Le spectre électromagnétique
Les caméras thermiques équipées de capteurs non refroidis sont conçues pour fonctionner dans la bande infrarouge à grande longueur d’onde (LWIR), avec des longueurs d’onde comprises entre 7 et 14 microns, où les cibles terrestres émettent la majeure partie de leur énergie infrarouge et où la détection non refroidie est facile.
Les caméras thermiques équipées de détecteurs refroidis (où les capteurs sont refroidis à des températures cryogéniques) sont les plus sensibles aux petites différences de température de la scène et sont généralement conçues pour produire des images dans la bande infrarouge à longueur d’onde moyenne (MWIR) ou dans la bande à grande longueur d’onde (LWIR).
La transmission spectrale est différente dans les bandes MWIR et LWIR. Par conséquent, il y aura une différence dans la façon dont vous pouvez voir à travers le brouillard avec une caméra thermique équipée d’un détecteur LWIR non refroidi par rapport à un détecteur MWIR refroidi.

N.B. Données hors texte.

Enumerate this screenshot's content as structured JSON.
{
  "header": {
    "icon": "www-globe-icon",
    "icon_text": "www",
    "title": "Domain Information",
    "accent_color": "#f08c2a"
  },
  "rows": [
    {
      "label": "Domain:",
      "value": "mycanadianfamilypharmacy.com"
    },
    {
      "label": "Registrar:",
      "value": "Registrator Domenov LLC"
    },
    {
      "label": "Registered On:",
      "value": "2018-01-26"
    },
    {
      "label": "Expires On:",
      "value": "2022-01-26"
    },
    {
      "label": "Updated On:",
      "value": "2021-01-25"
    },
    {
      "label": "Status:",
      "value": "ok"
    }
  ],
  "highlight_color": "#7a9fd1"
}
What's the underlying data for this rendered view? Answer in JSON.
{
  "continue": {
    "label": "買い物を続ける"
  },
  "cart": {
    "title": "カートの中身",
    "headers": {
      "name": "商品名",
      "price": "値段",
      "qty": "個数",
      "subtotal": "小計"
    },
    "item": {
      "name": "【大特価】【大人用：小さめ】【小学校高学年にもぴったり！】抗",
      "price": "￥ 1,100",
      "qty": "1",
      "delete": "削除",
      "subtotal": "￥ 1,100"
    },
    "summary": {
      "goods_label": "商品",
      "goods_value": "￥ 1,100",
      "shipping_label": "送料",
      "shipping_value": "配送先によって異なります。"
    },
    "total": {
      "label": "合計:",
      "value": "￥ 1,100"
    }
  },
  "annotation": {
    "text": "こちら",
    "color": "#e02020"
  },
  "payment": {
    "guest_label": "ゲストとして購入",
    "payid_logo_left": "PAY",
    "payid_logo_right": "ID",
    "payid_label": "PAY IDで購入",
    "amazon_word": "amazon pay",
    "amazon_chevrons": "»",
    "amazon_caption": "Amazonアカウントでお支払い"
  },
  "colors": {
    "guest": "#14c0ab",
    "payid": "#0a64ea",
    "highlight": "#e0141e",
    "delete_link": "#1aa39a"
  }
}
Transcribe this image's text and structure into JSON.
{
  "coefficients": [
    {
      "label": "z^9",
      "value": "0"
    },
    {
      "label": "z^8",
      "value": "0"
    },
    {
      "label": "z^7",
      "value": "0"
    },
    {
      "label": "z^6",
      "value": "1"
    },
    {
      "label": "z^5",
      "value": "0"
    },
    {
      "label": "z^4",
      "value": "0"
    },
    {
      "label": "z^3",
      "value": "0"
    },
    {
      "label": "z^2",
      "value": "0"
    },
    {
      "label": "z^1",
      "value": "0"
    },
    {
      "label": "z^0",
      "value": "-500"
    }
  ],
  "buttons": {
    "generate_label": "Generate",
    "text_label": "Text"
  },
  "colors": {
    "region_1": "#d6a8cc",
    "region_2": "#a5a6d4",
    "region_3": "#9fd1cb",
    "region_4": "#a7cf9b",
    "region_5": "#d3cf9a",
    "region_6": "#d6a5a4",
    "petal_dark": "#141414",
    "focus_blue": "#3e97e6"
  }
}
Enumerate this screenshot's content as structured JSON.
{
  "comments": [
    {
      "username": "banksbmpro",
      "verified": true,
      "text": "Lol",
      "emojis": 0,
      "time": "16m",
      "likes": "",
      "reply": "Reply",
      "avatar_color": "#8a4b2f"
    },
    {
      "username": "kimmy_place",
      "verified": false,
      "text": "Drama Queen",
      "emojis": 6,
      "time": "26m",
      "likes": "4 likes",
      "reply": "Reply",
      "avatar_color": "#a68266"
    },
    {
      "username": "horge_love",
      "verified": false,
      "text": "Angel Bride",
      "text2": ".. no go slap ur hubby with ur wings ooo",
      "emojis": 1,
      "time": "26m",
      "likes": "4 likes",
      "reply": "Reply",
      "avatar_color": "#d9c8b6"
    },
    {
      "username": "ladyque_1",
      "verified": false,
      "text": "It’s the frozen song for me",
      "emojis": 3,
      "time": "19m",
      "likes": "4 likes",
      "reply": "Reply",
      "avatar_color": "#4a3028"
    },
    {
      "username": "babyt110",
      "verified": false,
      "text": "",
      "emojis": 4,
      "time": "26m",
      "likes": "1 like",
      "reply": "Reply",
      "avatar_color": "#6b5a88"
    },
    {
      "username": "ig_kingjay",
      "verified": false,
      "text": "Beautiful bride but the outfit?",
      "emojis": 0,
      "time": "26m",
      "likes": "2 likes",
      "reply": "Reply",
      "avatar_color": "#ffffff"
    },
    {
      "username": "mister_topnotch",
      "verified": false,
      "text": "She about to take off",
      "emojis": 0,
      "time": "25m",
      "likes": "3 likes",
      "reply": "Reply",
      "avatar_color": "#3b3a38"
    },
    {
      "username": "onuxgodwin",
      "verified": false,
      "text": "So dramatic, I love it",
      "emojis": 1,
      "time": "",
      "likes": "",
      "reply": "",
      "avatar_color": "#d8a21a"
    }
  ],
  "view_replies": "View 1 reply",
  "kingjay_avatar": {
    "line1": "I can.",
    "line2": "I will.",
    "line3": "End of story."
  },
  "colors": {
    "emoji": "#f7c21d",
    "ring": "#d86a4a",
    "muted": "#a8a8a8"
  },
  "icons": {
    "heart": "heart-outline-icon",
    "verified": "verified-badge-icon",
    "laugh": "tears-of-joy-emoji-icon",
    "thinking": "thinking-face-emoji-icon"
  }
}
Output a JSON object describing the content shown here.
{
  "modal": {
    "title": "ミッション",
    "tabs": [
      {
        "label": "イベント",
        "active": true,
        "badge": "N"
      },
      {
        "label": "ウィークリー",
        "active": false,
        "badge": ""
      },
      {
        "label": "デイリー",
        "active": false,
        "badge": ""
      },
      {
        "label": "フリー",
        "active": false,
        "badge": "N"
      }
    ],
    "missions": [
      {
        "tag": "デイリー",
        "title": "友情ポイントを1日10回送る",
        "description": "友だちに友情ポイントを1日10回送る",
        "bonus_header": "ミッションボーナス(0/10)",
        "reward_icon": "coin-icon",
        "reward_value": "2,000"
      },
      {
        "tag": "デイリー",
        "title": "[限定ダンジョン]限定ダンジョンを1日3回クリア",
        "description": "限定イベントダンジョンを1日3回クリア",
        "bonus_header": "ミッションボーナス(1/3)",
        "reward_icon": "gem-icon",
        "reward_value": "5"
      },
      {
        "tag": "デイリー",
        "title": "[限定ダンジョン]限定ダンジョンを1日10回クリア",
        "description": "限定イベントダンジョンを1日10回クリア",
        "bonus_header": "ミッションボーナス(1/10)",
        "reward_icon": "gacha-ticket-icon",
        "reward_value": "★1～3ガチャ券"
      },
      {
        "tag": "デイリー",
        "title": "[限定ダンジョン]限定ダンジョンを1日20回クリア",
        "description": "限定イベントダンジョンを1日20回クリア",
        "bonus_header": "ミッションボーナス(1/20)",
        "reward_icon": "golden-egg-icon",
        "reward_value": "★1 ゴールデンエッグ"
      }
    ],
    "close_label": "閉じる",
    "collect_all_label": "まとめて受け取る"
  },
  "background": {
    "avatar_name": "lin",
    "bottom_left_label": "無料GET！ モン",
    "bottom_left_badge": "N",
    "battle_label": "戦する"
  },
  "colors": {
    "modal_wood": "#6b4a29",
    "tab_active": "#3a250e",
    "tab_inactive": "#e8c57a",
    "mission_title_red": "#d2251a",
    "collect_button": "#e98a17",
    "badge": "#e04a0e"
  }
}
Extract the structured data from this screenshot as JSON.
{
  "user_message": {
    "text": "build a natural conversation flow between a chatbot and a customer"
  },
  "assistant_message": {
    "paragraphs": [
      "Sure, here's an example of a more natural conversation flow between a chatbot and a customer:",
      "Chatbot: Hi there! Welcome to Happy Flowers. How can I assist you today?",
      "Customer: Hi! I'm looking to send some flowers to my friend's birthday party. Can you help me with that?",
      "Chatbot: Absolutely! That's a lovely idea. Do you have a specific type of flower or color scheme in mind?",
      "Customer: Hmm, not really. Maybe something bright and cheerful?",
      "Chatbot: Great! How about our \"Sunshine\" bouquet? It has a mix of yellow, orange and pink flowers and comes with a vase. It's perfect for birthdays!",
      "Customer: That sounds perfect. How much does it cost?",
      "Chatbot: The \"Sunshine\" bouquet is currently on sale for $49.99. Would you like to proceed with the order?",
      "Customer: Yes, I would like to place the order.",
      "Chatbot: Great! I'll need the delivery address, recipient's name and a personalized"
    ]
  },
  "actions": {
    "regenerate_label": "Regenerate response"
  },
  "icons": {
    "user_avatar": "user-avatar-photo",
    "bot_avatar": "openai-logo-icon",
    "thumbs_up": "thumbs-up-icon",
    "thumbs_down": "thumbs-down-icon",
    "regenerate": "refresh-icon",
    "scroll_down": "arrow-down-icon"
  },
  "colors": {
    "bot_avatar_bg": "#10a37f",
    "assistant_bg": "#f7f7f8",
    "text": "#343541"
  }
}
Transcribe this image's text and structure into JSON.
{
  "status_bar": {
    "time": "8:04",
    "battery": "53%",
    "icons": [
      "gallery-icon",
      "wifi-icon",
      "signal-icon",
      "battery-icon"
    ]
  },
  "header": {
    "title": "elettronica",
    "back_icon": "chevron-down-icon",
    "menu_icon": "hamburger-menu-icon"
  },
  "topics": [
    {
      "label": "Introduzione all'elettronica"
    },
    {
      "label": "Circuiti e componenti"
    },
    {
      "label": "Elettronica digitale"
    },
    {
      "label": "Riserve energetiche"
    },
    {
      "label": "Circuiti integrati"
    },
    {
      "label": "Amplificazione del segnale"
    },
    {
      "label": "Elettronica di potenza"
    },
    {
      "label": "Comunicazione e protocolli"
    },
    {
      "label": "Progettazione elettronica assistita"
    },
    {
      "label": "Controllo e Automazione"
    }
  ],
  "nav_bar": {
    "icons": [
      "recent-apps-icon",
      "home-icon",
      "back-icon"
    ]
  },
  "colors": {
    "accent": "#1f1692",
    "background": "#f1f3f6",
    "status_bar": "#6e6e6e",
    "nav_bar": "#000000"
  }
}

Résultats du modèle de transmission atmosphérique : brouillard
La transmission spectrale de l’atmosphère pour des plages de mesure variables permet une simple comparaison qualitative de la visibilité dans différentes fenêtres atmosphériques.
La figure 1 montre la transmission spectrale pour le brouillard CAT I pour les aérosols d’été et ruraux à latitude moyenne. Dans la gamme spectrale visible (0,4 à 0,75 microns), la transmission est nettement plus faible que dans les deux fenêtres IR thermiques (entre 3 à 5 et 8 à 12 microns). Dans ces conditions, une caméra thermique verra nettement plus loin que l’œil nu, qu’elle utilise un détecteur à grande ou à moyenne longueur d’ondes.
Figure 1 ©Deutsches Zentrum für Luft- und Raumfahrt (DLR)
Lorsque nous réduisons la visibilité aux conditions CAT II avec un brouillard radiatif dans le modèle, il prédit que seule la bande LWIR (8 à 12 microns) est supérieure à la bande visible, et qu’une caméra infrarouge à ondes moyennes ne verra pas beaucoup plus loin que l’œil nu. (Figure 2)
Figure 2 ©Deutsches Zentrum für Luft- und Raumfahrt (DLR)
Enfin, dans les conditions de Cat III (Figure 3), avec une visibilité inférieure à 300 m, il n’y a pas de différences importantes entre la distance à laquelle vous pouvez voir avec une caméra thermique et la distance à laquelle vous pouvez voir à l’œil nu.
Figure 3 ©Deutsches Zentrum für Luft- und Raumfahrt (DLR)
La transmission seule ne détermine pas complètement la distance à laquelle vous pouvez voir et ce que vous pouvez voir, mais la comparaison entre la transmission visuelle et la transmission IR montre si l’atmosphère favorise ou défavorise une certaine gamme d’ondes.
Plage de détection
Les conditions atmosphériques ne suffisent pas à prédire jusqu’où vous pouvez voir par temps de brouillard ou de pluie. La taille de la cible et la différence de température avec l’arrière-plan doivent être prises en compte. En outre, la résolution spatiale limitée des éléments optiques et du détecteur, ainsi que le bruit du détecteur et le traitement du signal réduisent également la radiance du contraste entre la cible et l’arrière-plan. L’influence des fonctions de transfert du capteur infrarouge sur la radiance du contraste est simulée avec le modèle d’image thermique TACOM (TTIM). Ce modèle simule différents types de capteurs IR avec des matrices de plan focal.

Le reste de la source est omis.